It was raining heavily all morning so it wasn’t worth going out until midday. I went straight to lower Kilminning to try to put to rest the strange call I heard yesterday. After listening to my recordings of all the likely and less likely candidates, dusky warbler still seemed to be the best bet. I tried some playback in the the rosebushes by the barred warbler bush where I heard the call yesterday. When I sat back in cover – exactly where I was sitting yesterday – dusky warbler call seemed nearly perfect. From ten meters away I could only hear the harsh electric tacks, not the soft song thrush like call between them. Perfect or not, and here and everywhere around the dense rose bushes and scrub of lower Kilminning, there was no response and nothing to see. Perhaps it was somewhere else – the chiff-chaffs in the area yesterday had all moved into more sheltered spots long the western boundary. Or perhaps it was never there at all. All day I kept hoping someone would get sight of a dusky warbler. But it was all a minor repeat of yesterday: the barred warbler, a couple of yellow-browed warblers, lots of redwings and a few bramblings feeding on rowan berries.

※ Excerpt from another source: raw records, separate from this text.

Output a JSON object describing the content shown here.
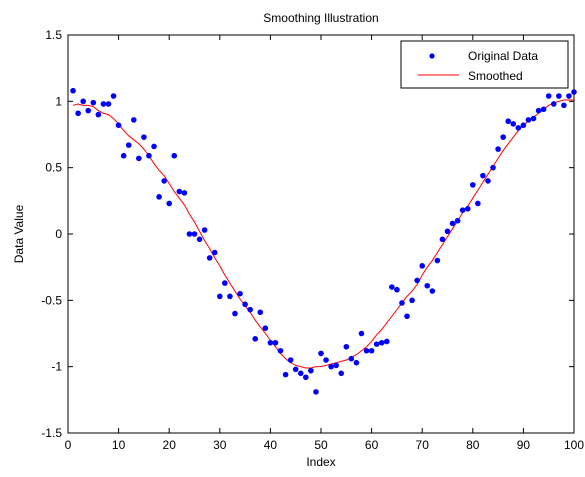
{
  "chart_data": {
    "type": "scatter",
    "title": "Smoothing Illustration",
    "xlabel": "Index",
    "ylabel": "Data Value",
    "xlim": [
      0,
      100
    ],
    "ylim": [
      -1.5,
      1.5
    ],
    "xticks": [
      0,
      10,
      20,
      30,
      40,
      50,
      60,
      70,
      80,
      90,
      100
    ],
    "yticks": [
      -1.5,
      -1,
      -0.5,
      0,
      0.5,
      1,
      1.5
    ],
    "xtick_labels": [
      "0",
      "10",
      "20",
      "30",
      "40",
      "50",
      "60",
      "70",
      "80",
      "90",
      "100"
    ],
    "ytick_labels": [
      "-1.5",
      "-1",
      "-0.5",
      "0",
      "0.5",
      "1",
      "1.5"
    ],
    "grid": false,
    "legend_position": "top-right",
    "series": [
      {
        "name": "Original Data",
        "kind": "scatter",
        "color": "#0000ff",
        "x": [
          1,
          2,
          3,
          4,
          5,
          6,
          7,
          8,
          9,
          10,
          11,
          12,
          13,
          14,
          15,
          16,
          17,
          18,
          19,
          20,
          21,
          22,
          23,
          24,
          25,
          26,
          27,
          28,
          29,
          30,
          31,
          32,
          33,
          34,
          35,
          36,
          37,
          38,
          39,
          40,
          41,
          42,
          43,
          44,
          45,
          46,
          47,
          48,
          49,
          50,
          51,
          52,
          53,
          54,
          55,
          56,
          57,
          58,
          59,
          60,
          61,
          62,
          63,
          64,
          65,
          66,
          67,
          68,
          69,
          70,
          71,
          72,
          73,
          74,
          75,
          76,
          77,
          78,
          79,
          80,
          81,
          82,
          83,
          84,
          85,
          86,
          87,
          88,
          89,
          90,
          91,
          92,
          93,
          94,
          95,
          96,
          97,
          98,
          99,
          100
        ],
        "y": [
          1.08,
          0.91,
          1.0,
          0.93,
          0.99,
          0.9,
          0.98,
          0.98,
          1.04,
          0.82,
          0.59,
          0.67,
          0.86,
          0.57,
          0.73,
          0.59,
          0.66,
          0.28,
          0.4,
          0.23,
          0.59,
          0.32,
          0.31,
          0.0,
          0.0,
          -0.04,
          0.03,
          -0.18,
          -0.14,
          -0.47,
          -0.37,
          -0.47,
          -0.6,
          -0.45,
          -0.53,
          -0.57,
          -0.79,
          -0.59,
          -0.71,
          -0.82,
          -0.82,
          -0.88,
          -1.06,
          -0.95,
          -1.02,
          -1.05,
          -1.08,
          -1.03,
          -1.19,
          -0.9,
          -0.95,
          -1.0,
          -0.99,
          -1.05,
          -0.85,
          -0.94,
          -0.97,
          -0.75,
          -0.88,
          -0.88,
          -0.83,
          -0.82,
          -0.81,
          -0.4,
          -0.42,
          -0.52,
          -0.62,
          -0.5,
          -0.35,
          -0.24,
          -0.39,
          -0.43,
          -0.2,
          -0.04,
          0.02,
          0.08,
          0.1,
          0.18,
          0.19,
          0.37,
          0.23,
          0.44,
          0.4,
          0.5,
          0.64,
          0.73,
          0.85,
          0.83,
          0.8,
          0.82,
          0.86,
          0.87,
          0.93,
          0.94,
          1.04,
          0.98,
          1.04,
          0.97,
          1.04,
          1.07
        ]
      },
      {
        "name": "Smoothed",
        "kind": "line",
        "color": "#ff0000",
        "x": [
          1,
          2,
          3,
          4,
          5,
          6,
          7,
          8,
          9,
          10,
          11,
          12,
          13,
          14,
          15,
          16,
          17,
          18,
          19,
          20,
          21,
          22,
          23,
          24,
          25,
          26,
          27,
          28,
          29,
          30,
          31,
          32,
          33,
          34,
          35,
          36,
          37,
          38,
          39,
          40,
          41,
          42,
          43,
          44,
          45,
          46,
          47,
          48,
          49,
          50,
          51,
          52,
          53,
          54,
          55,
          56,
          57,
          58,
          59,
          60,
          61,
          62,
          63,
          64,
          65,
          66,
          67,
          68,
          69,
          70,
          71,
          72,
          73,
          74,
          75,
          76,
          77,
          78,
          79,
          80,
          81,
          82,
          83,
          84,
          85,
          86,
          87,
          88,
          89,
          90,
          91,
          92,
          93,
          94,
          95,
          96,
          97,
          98,
          99,
          100
        ],
        "y": [
          0.97,
          0.98,
          0.97,
          0.97,
          0.96,
          0.93,
          0.91,
          0.9,
          0.87,
          0.83,
          0.78,
          0.74,
          0.71,
          0.68,
          0.64,
          0.59,
          0.53,
          0.48,
          0.44,
          0.38,
          0.32,
          0.27,
          0.22,
          0.15,
          0.09,
          0.02,
          -0.05,
          -0.11,
          -0.18,
          -0.24,
          -0.31,
          -0.37,
          -0.43,
          -0.49,
          -0.54,
          -0.59,
          -0.65,
          -0.7,
          -0.75,
          -0.8,
          -0.85,
          -0.9,
          -0.94,
          -0.97,
          -0.99,
          -1.0,
          -1.01,
          -1.01,
          -1.0,
          -1.0,
          -0.99,
          -0.98,
          -0.97,
          -0.96,
          -0.95,
          -0.93,
          -0.91,
          -0.88,
          -0.85,
          -0.81,
          -0.76,
          -0.72,
          -0.67,
          -0.62,
          -0.57,
          -0.52,
          -0.47,
          -0.43,
          -0.38,
          -0.31,
          -0.25,
          -0.2,
          -0.14,
          -0.08,
          -0.02,
          0.04,
          0.1,
          0.16,
          0.21,
          0.27,
          0.33,
          0.39,
          0.45,
          0.51,
          0.57,
          0.63,
          0.68,
          0.73,
          0.78,
          0.82,
          0.85,
          0.88,
          0.91,
          0.94,
          0.97,
          0.99,
          1.0,
          1.01,
          1.01,
          1.01
        ]
      }
    ]
  }
}
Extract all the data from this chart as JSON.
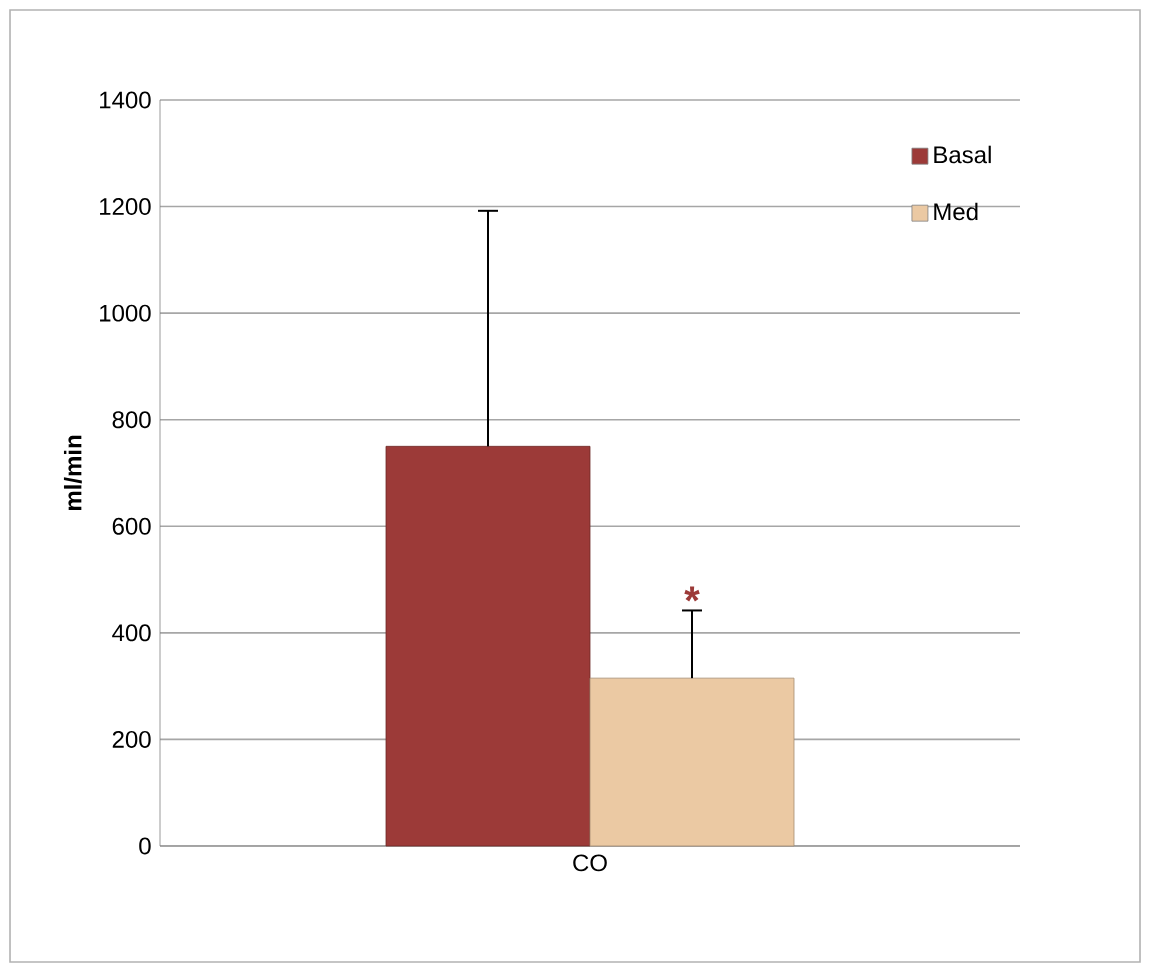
{
  "chart_data": {
    "type": "bar",
    "ylabel": "ml/min",
    "categories": [
      "CO"
    ],
    "series": [
      {
        "name": "Basal",
        "color": "#9c3a38",
        "values": [
          750
        ],
        "errors": [
          442
        ]
      },
      {
        "name": "Med",
        "color": "#ebc9a3",
        "values": [
          315
        ],
        "errors": [
          127
        ]
      }
    ],
    "annotations": [
      "*"
    ],
    "ylim": [
      0,
      1400
    ],
    "yticks": [
      0,
      200,
      400,
      600,
      800,
      1000,
      1200,
      1400
    ],
    "grid": "y",
    "legend": "top right"
  }
}
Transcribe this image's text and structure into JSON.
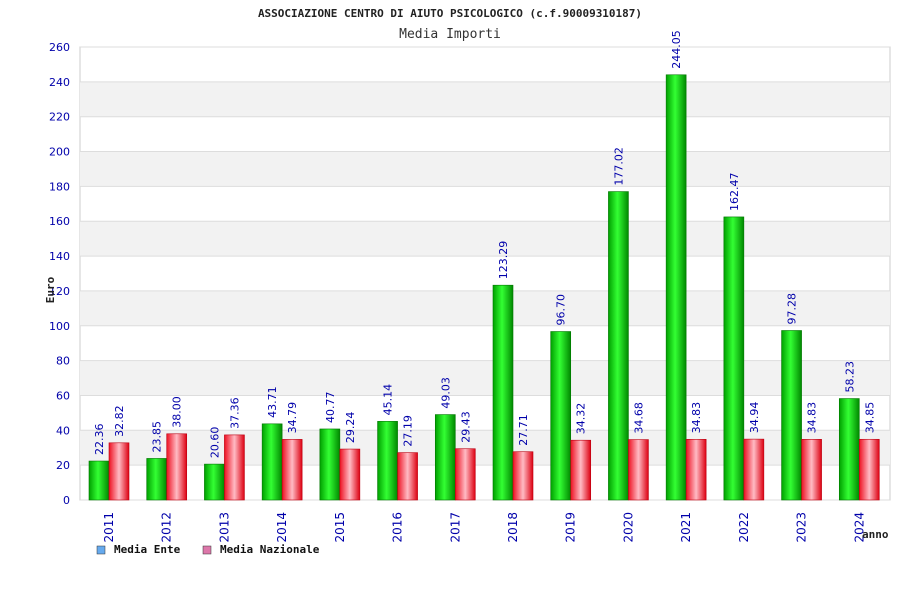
{
  "chart_data": {
    "type": "bar",
    "title": "ASSOCIAZIONE CENTRO DI AIUTO PSICOLOGICO (c.f.90009310187)",
    "subtitle": "Media Importi",
    "xlabel": "anno",
    "ylabel": "Euro",
    "ylim": [
      0,
      260
    ],
    "ytick_step": 20,
    "grid": true,
    "legend_position": "bottom-left",
    "categories": [
      "2011",
      "2012",
      "2013",
      "2014",
      "2015",
      "2016",
      "2017",
      "2018",
      "2019",
      "2020",
      "2021",
      "2022",
      "2023",
      "2024"
    ],
    "series": [
      {
        "name": "Media Ente",
        "color": "#00cc00",
        "legend_color": "#66aaee",
        "values": [
          22.36,
          23.85,
          20.6,
          43.71,
          40.77,
          45.14,
          49.03,
          123.29,
          96.7,
          177.02,
          244.05,
          162.47,
          97.28,
          58.23
        ],
        "labels": [
          "22.36",
          "23.85",
          "20.60",
          "43.71",
          "40.77",
          "45.14",
          "49.03",
          "123.29",
          "96.70",
          "177.02",
          "244.05",
          "162.47",
          "97.28",
          "58.23"
        ]
      },
      {
        "name": "Media Nazionale",
        "color": "#ee1122",
        "legend_color": "#dd77aa",
        "values": [
          32.82,
          38.0,
          37.36,
          34.79,
          29.24,
          27.19,
          29.43,
          27.71,
          34.32,
          34.68,
          34.83,
          34.94,
          34.83,
          34.85
        ],
        "labels": [
          "32.82",
          "38.00",
          "37.36",
          "34.79",
          "29.24",
          "27.19",
          "29.43",
          "27.71",
          "34.32",
          "34.68",
          "34.83",
          "34.94",
          "34.83",
          "34.85"
        ]
      }
    ]
  }
}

Elsewhere along the coast and on the May Island there were more rarities appearing. Considering the high number of birders out at Fife Ness today I think we must have just missed the right weather conditions with nothing new being turned up at all. I enjoyed myself nonetheless. It was exciting looking for the dusky warbler, and for sure I will never mistake or overlook its call again. And I now know the inside of every rosebush in Kilminning – they are surprisingly accessible – and every robin and dunnock in the patch.

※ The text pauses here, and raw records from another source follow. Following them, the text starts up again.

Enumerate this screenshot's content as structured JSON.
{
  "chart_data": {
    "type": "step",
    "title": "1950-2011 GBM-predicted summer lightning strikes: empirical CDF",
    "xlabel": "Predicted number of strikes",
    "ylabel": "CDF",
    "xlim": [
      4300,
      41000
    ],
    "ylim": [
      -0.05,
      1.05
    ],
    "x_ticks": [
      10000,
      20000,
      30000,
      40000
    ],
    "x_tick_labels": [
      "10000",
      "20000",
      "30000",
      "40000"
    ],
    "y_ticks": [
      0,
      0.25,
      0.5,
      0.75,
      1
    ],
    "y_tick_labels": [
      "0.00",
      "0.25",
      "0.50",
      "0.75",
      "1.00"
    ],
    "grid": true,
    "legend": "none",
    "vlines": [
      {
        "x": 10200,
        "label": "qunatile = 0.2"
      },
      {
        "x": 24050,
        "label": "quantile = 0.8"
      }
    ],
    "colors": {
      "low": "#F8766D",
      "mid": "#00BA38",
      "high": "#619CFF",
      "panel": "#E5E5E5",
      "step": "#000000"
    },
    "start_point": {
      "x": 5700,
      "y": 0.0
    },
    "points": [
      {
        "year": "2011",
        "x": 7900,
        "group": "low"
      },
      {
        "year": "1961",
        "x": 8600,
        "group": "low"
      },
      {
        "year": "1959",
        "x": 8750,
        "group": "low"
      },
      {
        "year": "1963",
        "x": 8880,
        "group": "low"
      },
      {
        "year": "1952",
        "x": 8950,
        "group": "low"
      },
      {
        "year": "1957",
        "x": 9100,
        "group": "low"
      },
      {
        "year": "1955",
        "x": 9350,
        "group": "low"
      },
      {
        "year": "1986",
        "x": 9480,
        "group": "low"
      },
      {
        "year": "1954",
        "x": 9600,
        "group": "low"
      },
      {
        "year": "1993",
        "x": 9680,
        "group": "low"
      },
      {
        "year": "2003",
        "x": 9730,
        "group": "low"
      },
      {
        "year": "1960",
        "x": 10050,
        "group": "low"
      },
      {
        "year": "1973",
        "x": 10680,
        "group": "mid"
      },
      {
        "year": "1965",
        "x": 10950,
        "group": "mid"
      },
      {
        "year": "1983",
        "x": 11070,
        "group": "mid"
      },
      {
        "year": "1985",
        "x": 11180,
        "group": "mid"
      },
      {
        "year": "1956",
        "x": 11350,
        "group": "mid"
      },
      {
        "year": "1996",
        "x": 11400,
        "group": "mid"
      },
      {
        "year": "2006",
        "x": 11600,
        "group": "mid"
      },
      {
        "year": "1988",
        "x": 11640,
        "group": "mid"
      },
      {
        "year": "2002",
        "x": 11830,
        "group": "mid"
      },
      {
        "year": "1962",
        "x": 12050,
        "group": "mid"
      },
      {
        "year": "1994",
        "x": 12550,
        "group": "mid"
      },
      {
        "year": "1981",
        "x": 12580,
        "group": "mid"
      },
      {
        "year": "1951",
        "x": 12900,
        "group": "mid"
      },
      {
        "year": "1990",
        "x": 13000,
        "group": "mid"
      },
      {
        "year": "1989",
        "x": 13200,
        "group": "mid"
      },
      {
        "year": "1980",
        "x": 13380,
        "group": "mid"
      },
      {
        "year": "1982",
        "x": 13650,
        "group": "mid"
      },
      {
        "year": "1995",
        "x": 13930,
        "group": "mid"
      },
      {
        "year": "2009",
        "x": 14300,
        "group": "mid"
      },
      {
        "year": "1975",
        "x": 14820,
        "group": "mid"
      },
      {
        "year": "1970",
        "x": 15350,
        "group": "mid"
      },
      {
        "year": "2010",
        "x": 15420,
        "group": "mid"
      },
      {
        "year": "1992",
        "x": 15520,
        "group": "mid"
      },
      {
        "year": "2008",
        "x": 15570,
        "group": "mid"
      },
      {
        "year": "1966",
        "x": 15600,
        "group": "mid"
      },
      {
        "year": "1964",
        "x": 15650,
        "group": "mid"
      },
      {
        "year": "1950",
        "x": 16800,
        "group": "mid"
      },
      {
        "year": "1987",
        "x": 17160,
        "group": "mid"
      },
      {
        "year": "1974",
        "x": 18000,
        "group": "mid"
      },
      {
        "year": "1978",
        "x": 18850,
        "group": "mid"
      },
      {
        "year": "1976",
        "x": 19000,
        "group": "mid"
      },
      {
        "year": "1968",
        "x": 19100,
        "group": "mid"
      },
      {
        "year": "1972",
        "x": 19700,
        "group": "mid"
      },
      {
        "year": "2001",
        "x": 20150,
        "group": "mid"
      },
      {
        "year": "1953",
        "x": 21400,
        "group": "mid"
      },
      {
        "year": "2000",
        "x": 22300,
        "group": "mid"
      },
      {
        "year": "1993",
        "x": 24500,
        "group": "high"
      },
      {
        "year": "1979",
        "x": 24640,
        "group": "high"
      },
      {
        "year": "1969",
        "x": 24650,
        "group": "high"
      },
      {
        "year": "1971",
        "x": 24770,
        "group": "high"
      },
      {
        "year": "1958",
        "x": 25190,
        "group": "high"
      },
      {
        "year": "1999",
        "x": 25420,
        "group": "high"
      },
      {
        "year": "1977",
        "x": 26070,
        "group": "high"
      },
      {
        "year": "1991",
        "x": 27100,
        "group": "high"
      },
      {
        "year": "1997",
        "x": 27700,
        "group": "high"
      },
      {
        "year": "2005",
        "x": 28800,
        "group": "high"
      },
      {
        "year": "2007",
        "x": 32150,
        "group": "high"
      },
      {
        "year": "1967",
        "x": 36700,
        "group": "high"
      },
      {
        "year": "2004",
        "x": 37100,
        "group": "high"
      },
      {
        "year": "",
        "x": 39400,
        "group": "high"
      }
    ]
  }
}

Crawling around dense bushes is claustrophobic after a while so I also had a walk over the stubble fields of the airfield, directly adjacent to Kiliminning. They were full of skylarks. Hundreds of skylarks, newly in this week. There were only a handful ten days ago, but today it was a blizzard. I finished off the afternoon in Denburn Wood in the hope of a red-flanked bluetail, but only more dense cover and more robins.

Hello Will. You spoke to me as you were leaving Kilminning yesterday – I was standing on the verge.
I had a call I didn’t recognise yesterday as well, in the barred warbler. It called as soon as I arrived and then nothing. I was only there about 15 minutes though. Another chap played dusky for me and it sounded a good fit, from memory. I popped back again later but only silence, unfortunately, and no sighting of whatever it is. Fun though.
In my heart I think there is/was a dusky there. But my experience of calling dusky warblers is of a single bird previously so I don’t want to call it on call alone. Frustrating but fun as you say.
I had two on the same day on Fair Isle one October. Not much cover compared to Kilminning! Getting a view was relatively easy. I’m sure they must have called but I don’t recall hearing it. Bad field craft!